UK Space Agency announces new Chief Executive
The UK Space Agency has announced the appointment of a new Chief Executive, Graham Turnock.
Graham has been Chief Executive of the Better Regulation Executive, a unit within the Department for Business, Energy and Industrial Strategy, since 2011. He has a BA and a PhD in Particle Physics from Cambridge University for theoretical work on collision experiments at CERN. He also holds a diploma in public administration from the École Nationale d’Administration (ENA).
Graham has extensive experience across Whitehall and at a European level – a key priority for the Agency’s head. He has worked in the European Commission and held several other posts in the UK Civil Service with a strong European element, including the Treasury’s lead on the EU budget.
Recently he has been the BEIS representative on the Met Office board while outside of work he is a trustee of the Youth Hostels Association and a keen cyclist.
As the UK Space Agency’s Chief Executive Graham will lead a team of more than 100 who manage the UK’s civil space policy, regulation and programmes.
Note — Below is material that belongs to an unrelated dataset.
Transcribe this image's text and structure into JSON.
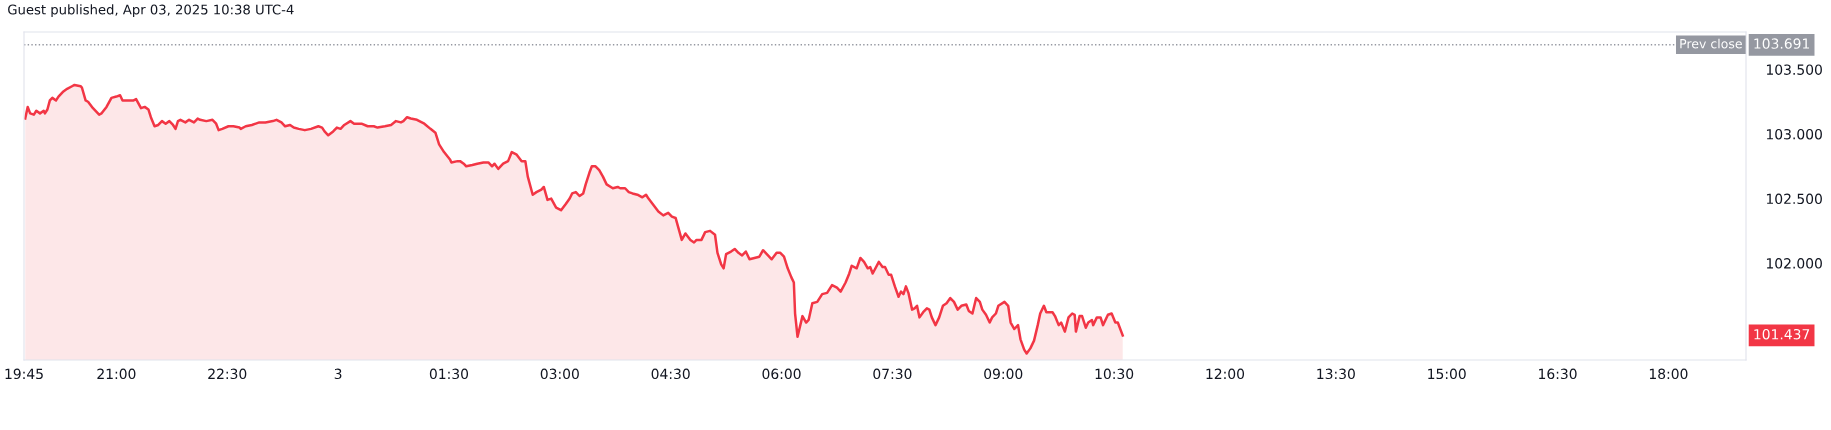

He will be responsible for realising the agency’s aims of increasing the size of the UK space industry, using space to understand planet Earth and the universe, supporting British businesses to deliver practical help to developing countries and overseeing the Agency’s plans to establish commercial space flight in the UK.
Graham will take up his new role on the 1st of April. He replaces Interim Chief Executive Katherine Courtney, who has been with the Agency since April, 2016. During her time Katherine guided the Agency through the European Council of Ministers in Lucerne, Switzerland, where the UK committed to European collaboration on science and exploration, satellite technology and services, allocating more than €1.4 billion over five years to European Space Agency programmes.
Katherine also led the Agency at a key time for commercial spaceflight in the UK, inviting commercial space consortia to apply for grant funding to enable small-satellite launches and sub-orbital flights from the UK by 2020.